New nuclear power plants in the United States
On February 16, 2010, US President Barack Obama announced more than $8 billion of federal loan guarantees to begin building the first US nuclear power stations after more than 30 years. New nuclear expansion will start with the construction and operation of two new 1100 MW Westinghouse AP1000 nuclear reactors which are to be constructed as a unit 3 and unit 4 of an existing nuclear power plant Vogtle in Burke County, Georgia. Two new plants will be constructed by US electricity firm Southern Company and it is expected to cost $14 billion to build. The company said the new reactors could be online by 2016 and are expected to provide 2200MW of low carbon power.
Once both reactors are up and running they will be capable of serving around 550,000 homes. President Obama said the plant will safely produce enough clean energy to offset 30 million barrels of oil or the equivalent of taking 3.5 million cars off the road. Obama also said the project would create “thousands of construction jobs over eight years and then hundreds of well-paid jobs” when the facilities become operational. Southern Company said the work would create about 3,000 construction jobs and 850 people would subsequently be permanently employed when the reactors became operational.

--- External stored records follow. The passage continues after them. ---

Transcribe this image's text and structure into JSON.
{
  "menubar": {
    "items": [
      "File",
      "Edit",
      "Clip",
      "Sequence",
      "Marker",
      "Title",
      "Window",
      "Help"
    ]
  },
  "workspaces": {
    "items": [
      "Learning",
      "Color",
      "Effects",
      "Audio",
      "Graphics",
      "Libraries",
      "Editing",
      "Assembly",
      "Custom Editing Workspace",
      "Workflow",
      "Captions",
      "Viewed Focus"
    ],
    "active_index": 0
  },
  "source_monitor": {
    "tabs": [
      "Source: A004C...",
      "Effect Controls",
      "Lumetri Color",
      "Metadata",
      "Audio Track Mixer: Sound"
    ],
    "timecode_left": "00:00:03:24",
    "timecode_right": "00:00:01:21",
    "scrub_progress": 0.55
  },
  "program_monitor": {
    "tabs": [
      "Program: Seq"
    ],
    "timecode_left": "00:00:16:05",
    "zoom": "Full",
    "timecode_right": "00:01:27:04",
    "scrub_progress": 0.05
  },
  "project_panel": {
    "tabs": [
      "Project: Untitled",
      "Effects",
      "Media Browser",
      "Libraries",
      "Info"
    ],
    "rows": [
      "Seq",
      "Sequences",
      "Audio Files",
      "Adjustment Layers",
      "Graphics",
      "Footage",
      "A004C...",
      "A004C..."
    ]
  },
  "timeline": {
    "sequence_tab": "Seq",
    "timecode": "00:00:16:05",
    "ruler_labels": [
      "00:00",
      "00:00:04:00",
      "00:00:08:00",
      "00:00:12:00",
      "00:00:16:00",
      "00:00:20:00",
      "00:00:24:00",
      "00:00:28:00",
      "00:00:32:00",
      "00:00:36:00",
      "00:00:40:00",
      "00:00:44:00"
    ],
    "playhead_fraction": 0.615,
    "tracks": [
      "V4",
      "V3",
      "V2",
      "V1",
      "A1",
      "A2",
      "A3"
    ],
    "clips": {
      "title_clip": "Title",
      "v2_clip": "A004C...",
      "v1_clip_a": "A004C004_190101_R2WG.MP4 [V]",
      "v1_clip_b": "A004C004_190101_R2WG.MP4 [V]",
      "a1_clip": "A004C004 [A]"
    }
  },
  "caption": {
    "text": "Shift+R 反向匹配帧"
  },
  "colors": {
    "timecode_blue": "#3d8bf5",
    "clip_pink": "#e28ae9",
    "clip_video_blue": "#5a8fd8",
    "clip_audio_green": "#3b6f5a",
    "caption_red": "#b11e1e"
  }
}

The last new nuclear power plant project was the “River Bend” plant in Louisiana, which became operational in 1986. Its construction began more than 30 year ago, in March of 1977. Two-reactor nuclear power plant “Watts Bar” in Tennessee, which construction commenced in 1973 and first reactor came online in 1996, was the last plant to begin commercial operation in United States. Watts Bar’s second reactor is expected to begin operation in 2013. As of 2008 in the United States, there are 104 commercial nuclear power plants licensed to operate, producing a total of 806.2 billion kilowatt-hours of electricity, which was 19.6% of the nation’s total electric energy consumption in 2008. The United States is the world’s largest supplier of commercial nuclear power.
New nuclear reactors are raising great concerns of environmentalists and some politicians who are primarily worried about the nuclear waste disposal in United States. In the 2011 budget proposal President Barack Obama’s administration proposed terminating of the Yucca Mountain project. For more than two decades, Yucca Mountain was planned as the long-term storage facility for highly radioactive nuclear waste such as spent nuclear fuels from whole US. Governor Mark Sanford is ready to engage in legal action against President Barack Obama over Obama’s decision to ditch the plan to permanently store thousands of tons of nuclear waste in Nevada’s Yucca Mountain facility. For now, high-level nuclear waste is stored at 80 sites around the nation, typically at nuclear power plants or places such as the federal Savannah River Site in Aiken County, where more than 3,600 tons of nuclear waste is stored.